3 Thoughts on Retail Advisors & Private Equity for 2H

Retail investing has long proved a tantalizing prospect for private equity players. Traditionally a space for limited partners with huge asset pools, like family offices, endowments, pension programs, high net worth individuals (HWNI) and more, private equity funds saw their doors open just slightly more to retail investors in May. That move by SEC Chair Paul Atkins saw the previous 15% limit on private funds in closed-end funds removed. With the second half of the year in gear, then, what might the future hold for private equity ­­­— and the retail investors potentially interested?

Why might those investors be interested in the first place? Following a strong 2024, the S&P 500 has returned a disappointing 7.7% YTD. That trails last year’s 25% return according to YCharts data. For those investors with longer time horizons, expanding into the private equity space could help add some “alternative” exposure to standard equities.

What, then, is the outlook for private equities themselves, and the outlook on retail investor access?

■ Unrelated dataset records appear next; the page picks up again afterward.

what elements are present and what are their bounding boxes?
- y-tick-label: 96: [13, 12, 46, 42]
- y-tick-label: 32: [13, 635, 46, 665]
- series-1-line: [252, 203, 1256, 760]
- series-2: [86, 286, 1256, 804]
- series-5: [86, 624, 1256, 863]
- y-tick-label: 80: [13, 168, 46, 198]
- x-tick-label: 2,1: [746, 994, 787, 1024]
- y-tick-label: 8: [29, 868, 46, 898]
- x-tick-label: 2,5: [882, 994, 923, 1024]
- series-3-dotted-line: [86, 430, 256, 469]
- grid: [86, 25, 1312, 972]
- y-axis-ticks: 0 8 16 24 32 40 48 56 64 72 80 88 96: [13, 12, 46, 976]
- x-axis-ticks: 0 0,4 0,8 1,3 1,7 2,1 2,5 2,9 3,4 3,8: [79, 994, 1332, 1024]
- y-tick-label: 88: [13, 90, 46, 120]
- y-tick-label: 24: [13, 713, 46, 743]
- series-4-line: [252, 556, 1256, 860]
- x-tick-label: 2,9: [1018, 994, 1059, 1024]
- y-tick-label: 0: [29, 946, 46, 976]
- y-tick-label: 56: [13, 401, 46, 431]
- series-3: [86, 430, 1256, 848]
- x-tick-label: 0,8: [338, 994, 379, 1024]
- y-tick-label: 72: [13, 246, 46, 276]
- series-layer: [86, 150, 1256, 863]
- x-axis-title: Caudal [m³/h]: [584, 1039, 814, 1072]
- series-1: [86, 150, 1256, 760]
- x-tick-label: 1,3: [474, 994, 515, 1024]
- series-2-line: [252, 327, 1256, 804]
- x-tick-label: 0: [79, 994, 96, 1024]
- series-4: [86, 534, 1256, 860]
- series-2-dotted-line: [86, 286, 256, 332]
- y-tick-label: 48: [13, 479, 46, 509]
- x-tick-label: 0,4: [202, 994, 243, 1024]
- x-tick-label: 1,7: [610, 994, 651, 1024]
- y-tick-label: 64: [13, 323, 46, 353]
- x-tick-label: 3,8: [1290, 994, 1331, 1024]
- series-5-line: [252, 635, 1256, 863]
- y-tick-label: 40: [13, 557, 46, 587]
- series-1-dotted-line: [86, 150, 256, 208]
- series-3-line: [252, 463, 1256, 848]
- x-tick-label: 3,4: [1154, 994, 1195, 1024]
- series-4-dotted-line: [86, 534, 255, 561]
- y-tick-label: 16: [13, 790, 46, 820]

Here are three thoughts on that outlook for the second half.

After Asset Dropoff, Private Equity AUM to Rebound?

After almost two decades of continuous AUM growth, private equity AUM dropped in 2024, according to Bain & Company. Furthermore, according to Investopedia global deal volume saw some postpandemic recovery between 2023 and 2024, rising 22% from $1.3 trillion to $1.7 trillion.

One factor that has contributed to that slowdown in deals and reduced asset inflows may be private equity holding periods. Those periods — the length of time private equity firms hold investments before selling them off — have grown by almost a full year on average. That's almost 12 months of liquidity being locked up in ambitious, but complicated, arrangements.

That growing waiting period may reflect how high interest rates have impacted deal valuations. Appealing financing costs around the time of the pandemic have since risen precipitously amid serious inflation. That has significantly shifted the “valuation expectations” of buyers and sellers looking to make deals according to S&P Global analysis.